Slov ant Gali: Stochern im Nebel (20)

... Rahmans Blick verfolgte fassungslos, was da über seine Einrichtung hinwegspritzte. Bläulich leuchtende, sich scheinbar aus eigener Kraft bewegende Tropfen. Ja, wirklich: Hüpfende Tropfen! Wie lebendig! Immer dort, wo sie auftauchten, lösten sich die gewohnten Dinge in Brei auf. Die Tropfen veränderten dabei ständig ihre Gestalt. Strahlten, glühten, teilten sich. Sprangen weiter, wo alles zähflüssig geworden war, wo nichts mehr stand oder lag …
Und Rahman lag in seinem Bett! Wenn sie so weiter machten, hätten sie es bald erreicht! Sich selbst umherspritzend, hüpfend…
Ein Traum! Ein Albtraum! Rahman, wach auf!
Dumm nur, … er kam sich wahnsinnig munter dabei vor. Und das Kneifen mit der linken Hand verursachte echte Schmerzen. Mehr als man träumen konnte. Trotzdem: Wo gab es so etwas sonst? Rahman bekam keinen Laut über die Lippen. Rührte sich nicht.
Gerade noch rechtzeitig, bevor die ersten Tropfen das Bett erreichten, schnellte er dann doch hoch.
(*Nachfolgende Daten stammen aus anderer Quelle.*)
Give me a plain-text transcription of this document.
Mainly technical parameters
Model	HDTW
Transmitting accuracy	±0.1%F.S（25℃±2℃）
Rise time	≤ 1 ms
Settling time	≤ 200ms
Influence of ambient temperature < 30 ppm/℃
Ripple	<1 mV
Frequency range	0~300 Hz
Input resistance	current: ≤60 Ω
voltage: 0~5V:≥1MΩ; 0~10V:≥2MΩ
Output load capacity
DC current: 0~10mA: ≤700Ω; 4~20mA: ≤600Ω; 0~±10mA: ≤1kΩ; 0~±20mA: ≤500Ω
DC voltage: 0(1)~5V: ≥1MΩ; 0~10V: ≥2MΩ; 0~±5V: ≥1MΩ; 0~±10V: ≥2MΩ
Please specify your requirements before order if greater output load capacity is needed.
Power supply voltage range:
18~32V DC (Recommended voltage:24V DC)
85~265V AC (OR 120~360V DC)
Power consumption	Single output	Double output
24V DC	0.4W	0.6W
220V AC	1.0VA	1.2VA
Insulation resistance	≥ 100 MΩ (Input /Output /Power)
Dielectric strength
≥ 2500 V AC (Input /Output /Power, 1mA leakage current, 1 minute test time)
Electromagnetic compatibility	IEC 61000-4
Landete artistisch auf dem Fensterbrett, dem einzigen Rest seines Zimmers, den die Tropfen noch nicht erobert hatten. Den Weg zur Tür hatten sie versperrt, Tisch und Stühle in der Zimmermitte waren im Brei verschwunden. Vor Rahmans Augen verwandelte sich das Bett, in dem er eben noch gelegen hatte, erst in etwas Glitzerndes; dann löste es sich auf. Mit etwas tieferem Schlaf hätten sie ihn selbst bereits aufgelöst. Schlammige Ruhe.
Mühsam suchte Rahman nach Ordnung in den Gedanken.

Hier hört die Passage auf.